Di situasi seperri ini, tidak sedikit orang yang merasa menjadi korban Kekuasaan, Karna harus berpisah dari uang yang mereka punya yang digelontorkan pada kontestasi demokrasi. Sedik banyak ada yang mengalami depresi, karena gagal terpilih, walaupun sudah mengeluarkan uang banyak . Mereka mungkin kerap lupa, bahwa kekuasaan, seperti segala yang ada, akan berakhir.
Mengutip "Zen Master Man Gong dari Korea pernah berkata, bahwa jika kita mendapat sesuatu berarti kita sedang kehilangan sesuatu. Ini terjadi, karena segala sesuatu berubah. Tak ada apapun yang bisa kita genggam dengan erat di dalam hidup ini, termasuk hidup kita. Mendapatkan atau kehilangan, keduanya adalah satu dan sama."
Dimensi Kekuasaan
Bagi sebagian orang, kekuasaan adalah kutukan. Kekuasaan mengubah kepribadian mereka menjadi rakus dan sombong. Hidup mereka pun dipenuhi tegangan penderitaan. Dengan pola berpikir ini, kekuasaan yang mereka pegang juga akan membuat banyak orang menderita.

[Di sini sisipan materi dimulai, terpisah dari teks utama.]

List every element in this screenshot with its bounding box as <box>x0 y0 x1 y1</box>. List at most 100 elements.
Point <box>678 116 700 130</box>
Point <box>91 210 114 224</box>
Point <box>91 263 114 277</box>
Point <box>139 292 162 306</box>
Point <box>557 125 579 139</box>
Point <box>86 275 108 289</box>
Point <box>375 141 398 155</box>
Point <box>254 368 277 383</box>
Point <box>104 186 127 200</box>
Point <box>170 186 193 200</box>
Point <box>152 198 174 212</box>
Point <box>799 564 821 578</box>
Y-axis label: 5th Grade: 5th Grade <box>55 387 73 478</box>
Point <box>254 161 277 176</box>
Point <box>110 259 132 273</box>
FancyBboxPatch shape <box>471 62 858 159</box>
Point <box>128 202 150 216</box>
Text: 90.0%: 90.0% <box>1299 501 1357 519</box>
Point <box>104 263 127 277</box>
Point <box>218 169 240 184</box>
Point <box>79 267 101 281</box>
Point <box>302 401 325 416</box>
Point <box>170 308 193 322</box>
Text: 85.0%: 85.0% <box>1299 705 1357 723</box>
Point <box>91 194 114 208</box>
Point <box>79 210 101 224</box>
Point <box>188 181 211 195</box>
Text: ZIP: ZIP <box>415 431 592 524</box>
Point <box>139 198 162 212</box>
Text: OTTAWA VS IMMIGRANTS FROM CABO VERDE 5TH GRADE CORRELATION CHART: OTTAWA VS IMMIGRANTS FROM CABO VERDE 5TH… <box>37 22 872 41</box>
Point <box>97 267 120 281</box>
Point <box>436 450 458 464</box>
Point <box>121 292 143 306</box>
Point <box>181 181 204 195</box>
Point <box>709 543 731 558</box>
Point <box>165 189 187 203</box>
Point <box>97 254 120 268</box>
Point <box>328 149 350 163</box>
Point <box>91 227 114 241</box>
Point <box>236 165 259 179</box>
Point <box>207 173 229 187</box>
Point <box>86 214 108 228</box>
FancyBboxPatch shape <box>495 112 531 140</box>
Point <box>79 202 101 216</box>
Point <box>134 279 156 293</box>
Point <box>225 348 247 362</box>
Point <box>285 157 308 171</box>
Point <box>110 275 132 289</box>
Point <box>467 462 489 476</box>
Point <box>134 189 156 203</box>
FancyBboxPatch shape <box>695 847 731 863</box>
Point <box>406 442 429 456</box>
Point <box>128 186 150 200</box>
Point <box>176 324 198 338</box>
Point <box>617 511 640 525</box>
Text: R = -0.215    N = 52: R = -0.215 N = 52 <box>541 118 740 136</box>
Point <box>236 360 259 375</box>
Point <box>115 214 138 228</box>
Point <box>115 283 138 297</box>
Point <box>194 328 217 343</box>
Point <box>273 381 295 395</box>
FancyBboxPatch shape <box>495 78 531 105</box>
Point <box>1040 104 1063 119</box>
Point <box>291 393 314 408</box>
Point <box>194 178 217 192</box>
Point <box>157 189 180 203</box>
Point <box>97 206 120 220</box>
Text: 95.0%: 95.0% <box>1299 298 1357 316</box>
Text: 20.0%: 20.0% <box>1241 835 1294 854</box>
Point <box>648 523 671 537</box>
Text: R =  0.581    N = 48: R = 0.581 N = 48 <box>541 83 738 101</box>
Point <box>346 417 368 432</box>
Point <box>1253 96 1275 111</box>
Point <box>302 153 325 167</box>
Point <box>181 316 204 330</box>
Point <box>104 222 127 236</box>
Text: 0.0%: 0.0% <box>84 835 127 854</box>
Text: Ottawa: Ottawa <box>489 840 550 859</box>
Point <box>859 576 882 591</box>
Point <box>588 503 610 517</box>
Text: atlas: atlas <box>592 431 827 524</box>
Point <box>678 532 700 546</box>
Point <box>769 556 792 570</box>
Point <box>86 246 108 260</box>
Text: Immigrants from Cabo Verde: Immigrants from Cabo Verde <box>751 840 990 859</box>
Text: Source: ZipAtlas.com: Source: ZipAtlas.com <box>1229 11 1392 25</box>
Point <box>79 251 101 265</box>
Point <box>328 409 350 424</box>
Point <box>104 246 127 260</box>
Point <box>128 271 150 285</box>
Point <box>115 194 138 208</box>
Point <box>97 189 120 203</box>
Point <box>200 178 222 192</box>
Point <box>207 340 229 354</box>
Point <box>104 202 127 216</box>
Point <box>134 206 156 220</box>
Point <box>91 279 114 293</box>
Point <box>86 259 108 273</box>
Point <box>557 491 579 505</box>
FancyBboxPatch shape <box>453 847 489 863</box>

Sayangnya, pola pikir inilah yang masih dianut oleh para penguasa politik dan ekonomi di Indonesia. Gejalanya dengan mudah dilihat. Kedudukan sebagai wakil rakyat ataupun pejabat publik digunakan untuk memperkaya diri dengan melakukan korupsi, kolusi maupun nepotisme. Ini telah menjadi budaya yang mengakar dalam, sehingga orang ingin menjadi pejabat publik justru karena ingin korupsi.

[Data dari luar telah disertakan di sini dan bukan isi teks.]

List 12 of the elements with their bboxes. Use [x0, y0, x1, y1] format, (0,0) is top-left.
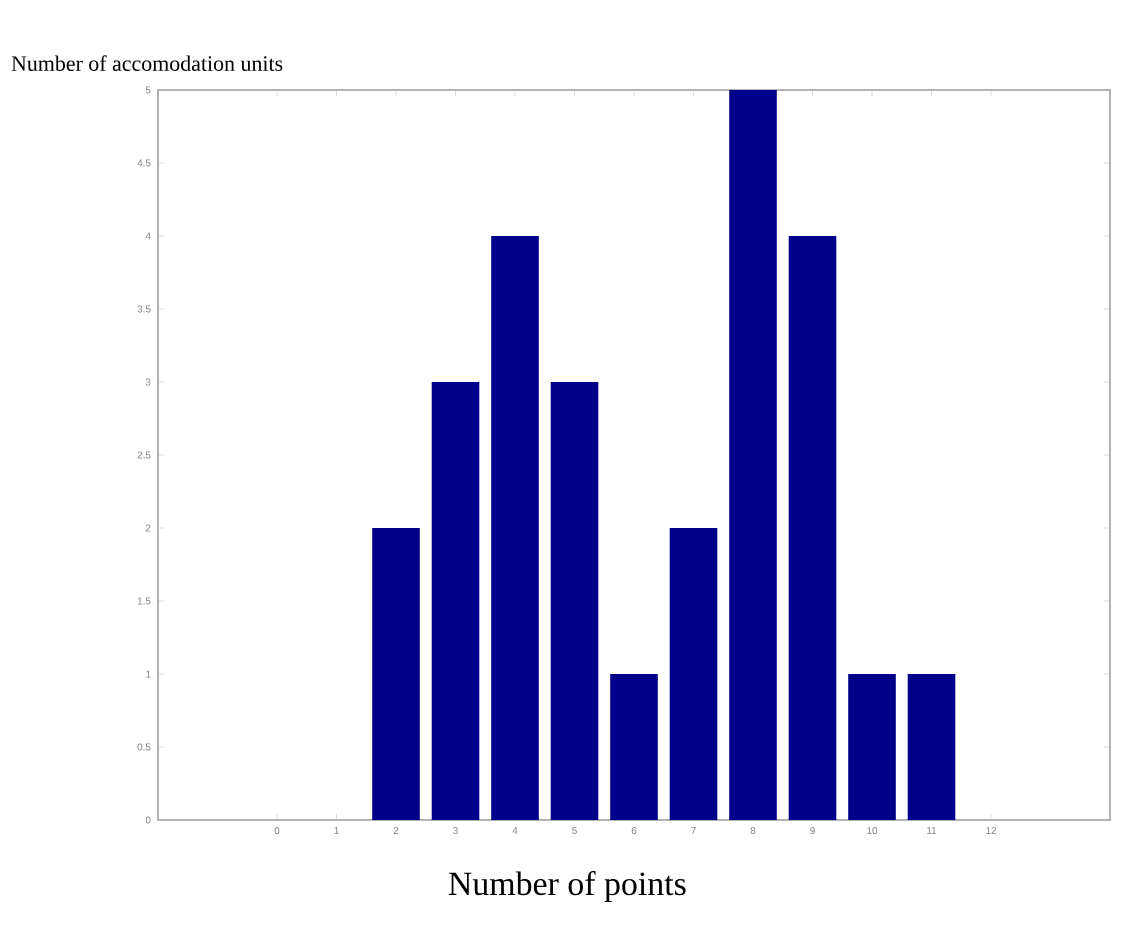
x-axis-title: Number of points [448, 871, 686, 903]
bar [907, 674, 956, 820]
bar [669, 528, 718, 820]
bar [610, 674, 658, 820]
bar [372, 528, 420, 820]
bar [550, 382, 599, 820]
bar [848, 674, 896, 820]
bar [491, 236, 539, 820]
y-axis-title: Number of accomodation units [11, 55, 283, 71]
bar [431, 382, 480, 820]
bar [788, 236, 837, 820]
bar [729, 90, 777, 820]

Namun, pada dirinya sendiri, kekuasaan tidaklah baik dan tidak buruk. Jika dipegang dengan kesadaran penuh, kekuasaan bisa menjadi berkah. Orang bisa membaktikan hidupnya untuk kebaikan bersama masyarakatnya. Ia bisa menciptakan kesejahteraan dan kebahagiaan untuk banyak orang.
Anatomi Kekuasaan
Kekuasaan adalah kemampuan untuk mempengaruhi dunia. Dengan perkembangan teknologi dan ilmu pengetahuan modern, kekuasaan manusia kini menjadi amat besar. Alam fisik dibentuk sedemikian rupa, sehingga bisa sesuai dengan keinginan manusia. Beberapa peradaban bahkan mencoba mengembangkan teknologi pikiran, supaya bisa menciptakan kebahagiaan hidup yang tak terpengaruh oleh perubahan keadaan.

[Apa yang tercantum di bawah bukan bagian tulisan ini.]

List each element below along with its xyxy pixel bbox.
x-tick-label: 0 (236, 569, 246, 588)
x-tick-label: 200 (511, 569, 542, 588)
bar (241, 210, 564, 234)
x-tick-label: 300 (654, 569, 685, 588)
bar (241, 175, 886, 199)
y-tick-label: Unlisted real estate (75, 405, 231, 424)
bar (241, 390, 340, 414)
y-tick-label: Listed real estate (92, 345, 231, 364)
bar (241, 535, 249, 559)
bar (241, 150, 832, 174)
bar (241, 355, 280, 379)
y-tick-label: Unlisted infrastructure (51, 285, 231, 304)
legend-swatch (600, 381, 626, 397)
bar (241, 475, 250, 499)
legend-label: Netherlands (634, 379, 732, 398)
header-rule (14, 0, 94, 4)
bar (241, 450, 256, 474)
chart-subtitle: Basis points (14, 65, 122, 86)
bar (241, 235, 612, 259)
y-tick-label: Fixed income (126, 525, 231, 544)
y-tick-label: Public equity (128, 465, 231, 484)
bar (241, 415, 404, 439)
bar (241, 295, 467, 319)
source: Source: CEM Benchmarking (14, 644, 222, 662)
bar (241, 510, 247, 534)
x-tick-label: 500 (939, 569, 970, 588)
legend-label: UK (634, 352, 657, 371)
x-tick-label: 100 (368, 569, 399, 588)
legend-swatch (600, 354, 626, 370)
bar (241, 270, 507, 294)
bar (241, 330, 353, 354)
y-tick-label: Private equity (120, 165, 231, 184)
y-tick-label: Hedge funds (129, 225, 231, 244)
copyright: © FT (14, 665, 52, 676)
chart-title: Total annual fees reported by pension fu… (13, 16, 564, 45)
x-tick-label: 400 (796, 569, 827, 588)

Akar dari kekuasaan adalah kehendak. Ini kiranya sejalan dengan pandangan Nietzsche yang melihat hidup sebagai kehendak untuk berkuasa (Der Wille zur Macht). Tentu saja, kehendak tidak muncul dari ruang kosong. Ia adalah hasil dari rangkaian sebab akibat yang melahirkan energi dan dorongan kehidupan itu sendiri.
Kekuasaan lalu terwujud melalui tindakan dan keputusan. Setiap tindakan dan keputusan selalu terjadi dalam kerangka sosial. Begitu pula setiap tindakan dan keputusan selalu memiliki dampak yang bersifat sosial.